If you look at how surge pricing works, someone is usually getting ripped off while the other side makes out like a bandit. In more mature markets, the drivers tend to end on the shorter end of the stick. Her in the US, we do not have a free market economy as some would suggest. We have a managed economy, one which set rules when possible to protect certain abuses from happening. The TNC industry through self definition has sidestepped protective measures.


----------



## JimS (Aug 18, 2015)

That's just not true. Someone is paying more for a product in short supply. If they don't want to pay surge, they can wait. Period.

Now, when I see 30 drivers sitting in an area that's surging at 2.8x, and no one is pinging, then it should come down. But the priority goes to those willing to pay.


----------



## Huberis (Mar 15, 2015)

JimS said:


> That's just not true. Someone is paying more for a product in short supply. If they don't want to pay surge, they can wait. Period.


They are only able to do that by avoiding being designated a common carrier. No common carrier is allowed to manipulate prices like that. As markets mature, rates are dropped such that the drivers are forced (they did not agree) to drive at rates which are noncompetitive, they are almost at cost or lower than cost. A regulated industry would not allow for that.

To simply suggest the consumer is paying for the short supply, they can wait if they don't want to pay, that is not honest. It is contrived and manipulated. Uber itself agrees. You must have by now seen the video from a conference filmed by NPR where an Uber executive openly admits surge pricing is their single greatest failure.

The statement was retracted after driver feedback came back in the form of an uproar, but the statement was made in public and recorded. Uber execs don't even try to sell your claim anymore.


----------



## JimS (Aug 18, 2015)

I'm really not disagreeing with you. I have heard over and over from passengers that a stable rate that is double what it is now is more preferable than a low rate that's constantly surging.

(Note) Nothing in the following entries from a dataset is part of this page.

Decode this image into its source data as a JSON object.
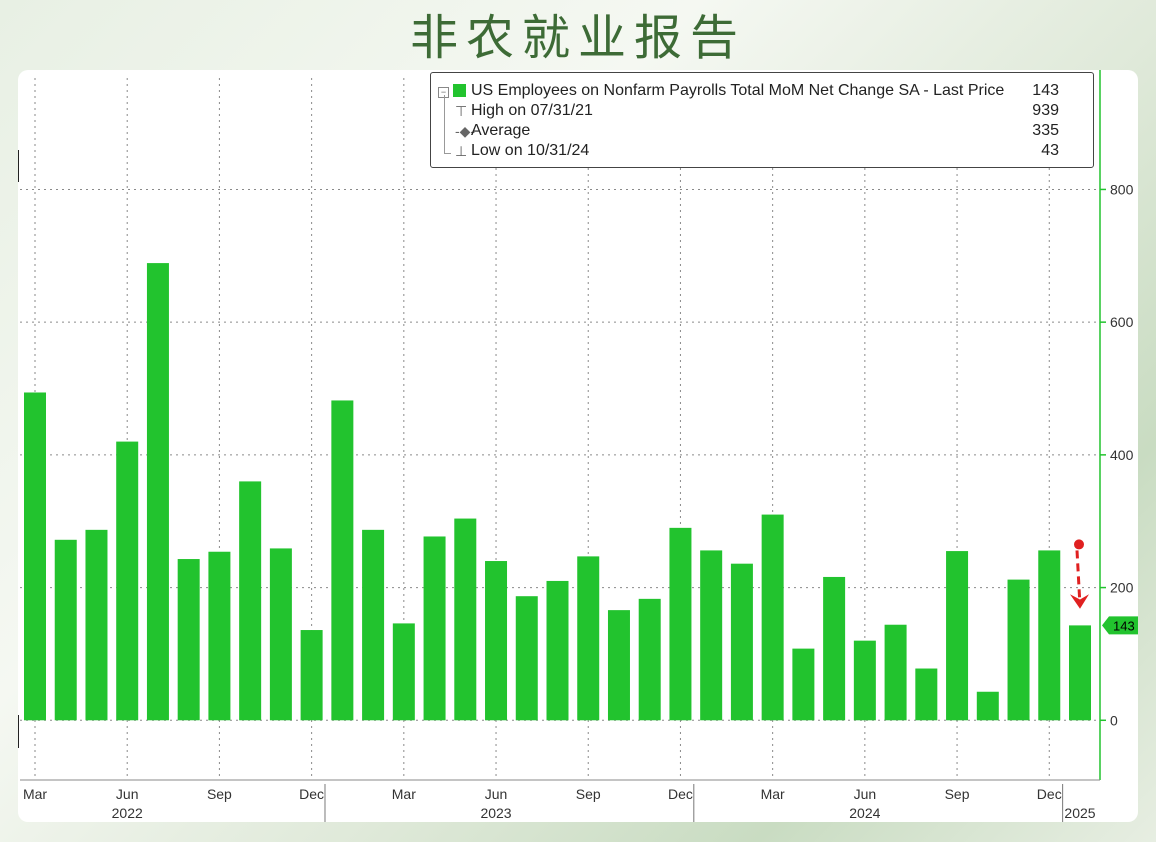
{
  "page_title": "非农就业报告",
  "legend": {
    "series_label": "US Employees on Nonfarm Payrolls Total MoM Net Change SA - Last Price",
    "last_price": "143",
    "high_label": "High on 07/31/21",
    "high_value": "939",
    "average_label": "Average",
    "average_value": "335",
    "low_label": "Low on 10/31/24",
    "low_value": "43"
  },
  "chart_data": {
    "type": "bar",
    "title": "",
    "xlabel": "",
    "ylabel": "",
    "ylim": [
      -90,
      980
    ],
    "yticks": [
      0,
      200,
      400,
      600,
      800
    ],
    "grid": true,
    "categories": [
      "Mar 2022",
      "Apr 2022",
      "May 2022",
      "Jun 2022",
      "Jul 2022",
      "Aug 2022",
      "Sep 2022",
      "Oct 2022",
      "Nov 2022",
      "Dec 2022",
      "Jan 2023",
      "Feb 2023",
      "Mar 2023",
      "Apr 2023",
      "May 2023",
      "Jun 2023",
      "Jul 2023",
      "Aug 2023",
      "Sep 2023",
      "Oct 2023",
      "Nov 2023",
      "Dec 2023",
      "Jan 2024",
      "Feb 2024",
      "Mar 2024",
      "Apr 2024",
      "May 2024",
      "Jun 2024",
      "Jul 2024",
      "Aug 2024",
      "Sep 2024",
      "Oct 2024",
      "Nov 2024",
      "Dec 2024",
      "Jan 2025"
    ],
    "values": [
      494,
      272,
      287,
      420,
      689,
      243,
      254,
      360,
      259,
      136,
      482,
      287,
      146,
      277,
      304,
      240,
      187,
      210,
      247,
      166,
      183,
      290,
      256,
      236,
      310,
      108,
      216,
      120,
      144,
      78,
      255,
      43,
      212,
      256,
      143
    ],
    "x_tick_labels": [
      "Mar",
      "Jun",
      "Sep",
      "Dec",
      "Mar",
      "Jun",
      "Sep",
      "Dec",
      "Mar",
      "Jun",
      "Sep",
      "Dec"
    ],
    "x_tick_index": [
      0,
      3,
      6,
      9,
      12,
      15,
      18,
      21,
      24,
      27,
      30,
      33
    ],
    "year_labels": [
      "2022",
      "2023",
      "2024",
      "2025"
    ],
    "year_label_index": [
      3,
      15,
      27,
      34
    ],
    "year_divider_index": [
      9.5,
      21.5,
      33.5
    ],
    "last_value_label": "143",
    "bar_color": "#22c32e",
    "annotation": "red arrow pointing down to last bar",
    "annotation_color": "#e02020"
  },
  "colors": {
    "bar": "#22c32e",
    "axis": "#22c32e",
    "grid": "#8a8a8a",
    "title": "#3d6b36",
    "arrow": "#e02020"
  }
}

But the act of supply and demand in and of itself it not inherently evil. It just seems that way in a lot of cases because it's real time.


----------



## Huberis (Mar 15, 2015)

JimS said:


> But the act of supply and demand in and of itself it not inherently evil. It just seems that way in a lot of cases because it's real time.

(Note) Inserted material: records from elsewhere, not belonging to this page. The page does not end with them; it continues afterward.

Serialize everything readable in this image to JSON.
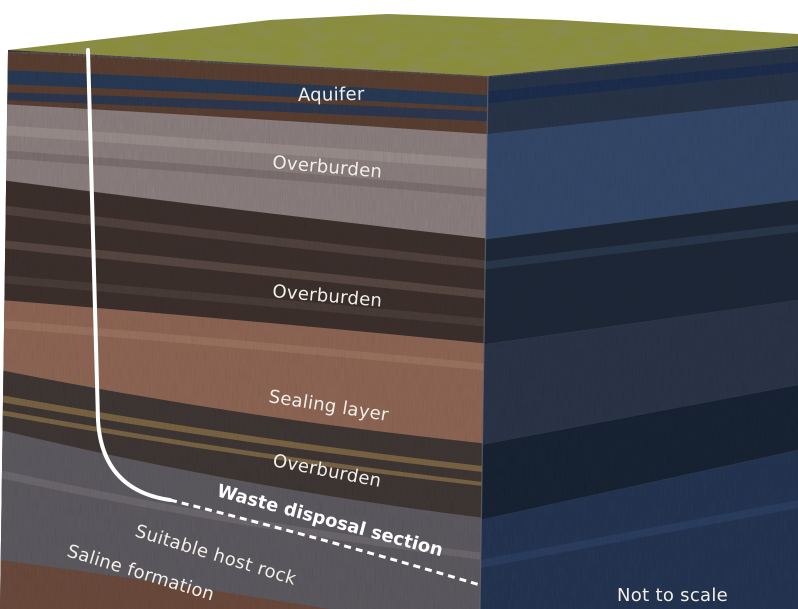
{
  "diagram": {
    "layers": {
      "aquifer": "Aquifer",
      "overburden_top": "Overburden",
      "overburden_mid": "Overburden",
      "sealing_layer": "Sealing layer",
      "overburden_low": "Overburden",
      "waste_section": "Waste disposal section",
      "host_rock": "Suitable host rock",
      "saline": "Saline formation"
    },
    "note": "Not to scale"
  }
}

It is manipulative and nearly always at one party's expense. The trend is for rates to be either excessively high or low, rarely fair. Over time, that will prove to be good for no one. It is that simple. As a general rule, in this country, we do not have a true free market. Pric controls are routinely put in place. Look at the disaster that was the deregulation of the electricity/power industry as an example. Many of those companies used forms of bait and switch on their customers. the same thing is happening here.

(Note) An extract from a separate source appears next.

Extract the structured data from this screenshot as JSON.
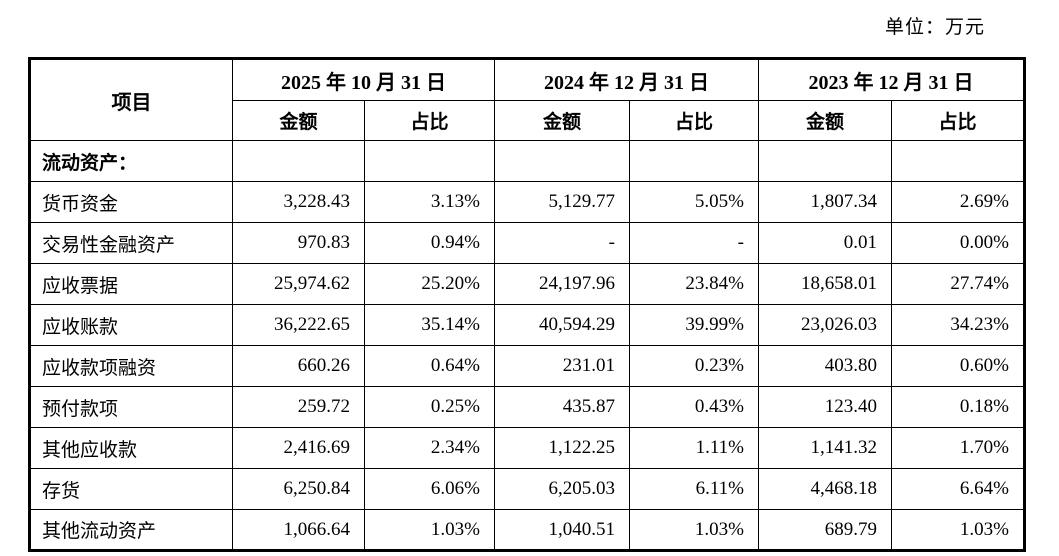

Drivers are as much or more customers of Uber as they are so called partners.


----------



## JimS (Aug 18, 2015)

Nah. High surge prices hurt the drivers, too. We're sitting in the middle of a 3.4x, 15 drivers around, twiddling their thumbs because riders are holding out for the rates to drop back to below minimum wage. And it hurts Uber because they aren't making any money with no one accepting rides.


----------



## Huberis (Mar 15, 2015)

JimS said:


> Nah. High surge prices hurt the drivers, too. We're sitting in the middle of a 3.4x, 15 drivers around, twiddling their thumbs because riders are holding out for the rates to drop back to below minimum wage.


Depends on where you are and when


----------



## JimS (Aug 18, 2015)

I did edit a line there - but you beat me to quoting it. 

I didn't mind it not surging when the rates were $1.50/mi.

Now I have to count on it if I want to make more than $50 in a night.


----------



## JimS (Aug 18, 2015)

Make no mistake - Uber's rush to gain market share and their desire to have as many drivers as possible available has caused all kinds of trouble. Period.


----------



## Huberis (Mar 15, 2015)

JimS said:


> I did edit a line there - but you beat me to quoting it.
> 
> I didn't mind it not surging when the rates were $1.50/mi.
> 
> Now I have to count on it if I want to make more than $50 in a night.


That suggests to me you are being manipulated, thrown a bone, a carrot on a string. That is my point. Sometimes the pax gets taken advantage of, but over time, the trend is towards that of the drivers. It is all broken. It is exploitive, asat.


----------



## Leftright? (Mar 11, 2016)

Driving at this point is much like the pic in Hubers' avitar

If your stupid enough to drive, go for it, the opportunity is there...


----------



## WeirdBob (Jan 2, 2016)

wk1102 said:


> Cape Town, Cape Cod, Caped Crusader, Cab Driver...
> 
> How to keep track of them?


Perhaps "The Tile"?
https://www.thetileapp.com/


----------